I was listening to the news when Helen came in. She said she was glad I’d spent the evening with Lewis, that I should try to get to know him better and that, once I got to know him better, I might like him. She said, since she and Marge were such good friends, it was a shame Lewis and I didn’t hit it off.

“Maybe we will,” I said and let it go at that.

The next afternoon, Lewis called me at the office.

“Where’d you get that thing?” he asked.

“Found it,” I said.

“Have any idea what it is?”

“Nope,” I told him cheerfully. “That’s why I gave it to you.”
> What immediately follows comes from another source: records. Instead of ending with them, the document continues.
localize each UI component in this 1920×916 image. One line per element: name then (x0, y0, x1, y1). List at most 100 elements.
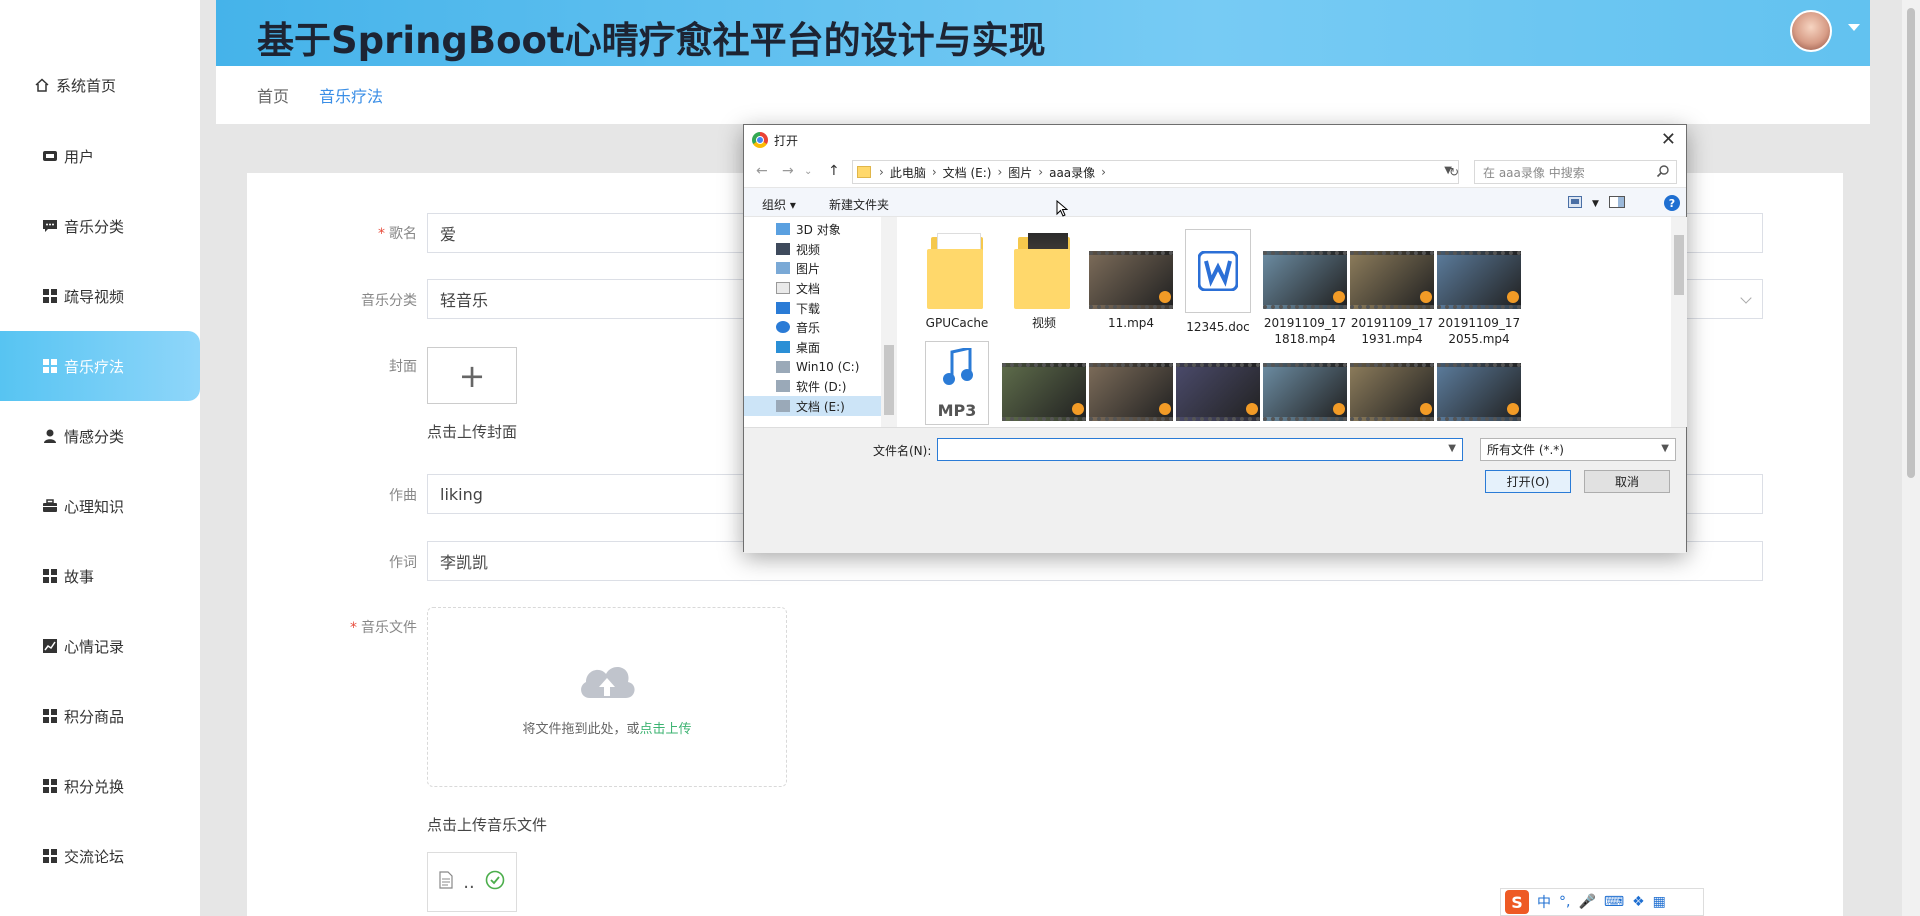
file-list-scrollbar[interactable] (1671, 217, 1687, 427)
recent-dropdown-icon[interactable]: ⌄ (804, 166, 812, 177)
chevron-down-icon[interactable]: ▼ (1592, 199, 1599, 209)
page-scrollbar[interactable] (1902, 0, 1920, 916)
tree-scrollbar[interactable] (881, 217, 897, 427)
file-item[interactable]: 20191109_172055.mp4 (1435, 229, 1523, 347)
scroll-thumb[interactable] (1674, 235, 1684, 295)
tree-item-drive-d[interactable]: 软件 (D:) (744, 376, 881, 396)
path-segment[interactable]: 此电脑 (890, 164, 926, 181)
sidebar-item-psych-knowledge[interactable]: 心理知识 (0, 471, 200, 541)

“It’s powered in some way and it’s meant to measure something. That depression in the side must be a gauge. Colour seems to be used as an indicator. At any rate, the colour line in the depression keeps changing all the time. Not much, but enough so you can say there’s some change.”

“Next thing is to find out what it’s measuring.”

“Joe, do you know where you can get another of them?”

“No, I don’t.”

“It’s this way,” he said. “We’d like to get into this one, to see what makes it tick, but we can’t find any way to open it. We could break into it, probably, but we’re afraid to do that. We might damage it. Or it might explode. If we had another …”

“Sorry, Lewis. I don’t know where to get another.”

He had to let it go at that.

I went home that evening grinning to myself, thinking about Lewis. The guy was fit to be tied. He wouldn’t sleep until he found out what the thing was, now that he’d started on it. It probably would keep him out of my hair for a week or so.

I went into the den. The glasses still were on the desk. I stood there for a moment, looking at them, wondering what was wrong. Then I saw that the lenses had a pinkish shade.

I picked them up, noticing that the lenses had been replaced by the kind in the triangular pair I had found there the night before.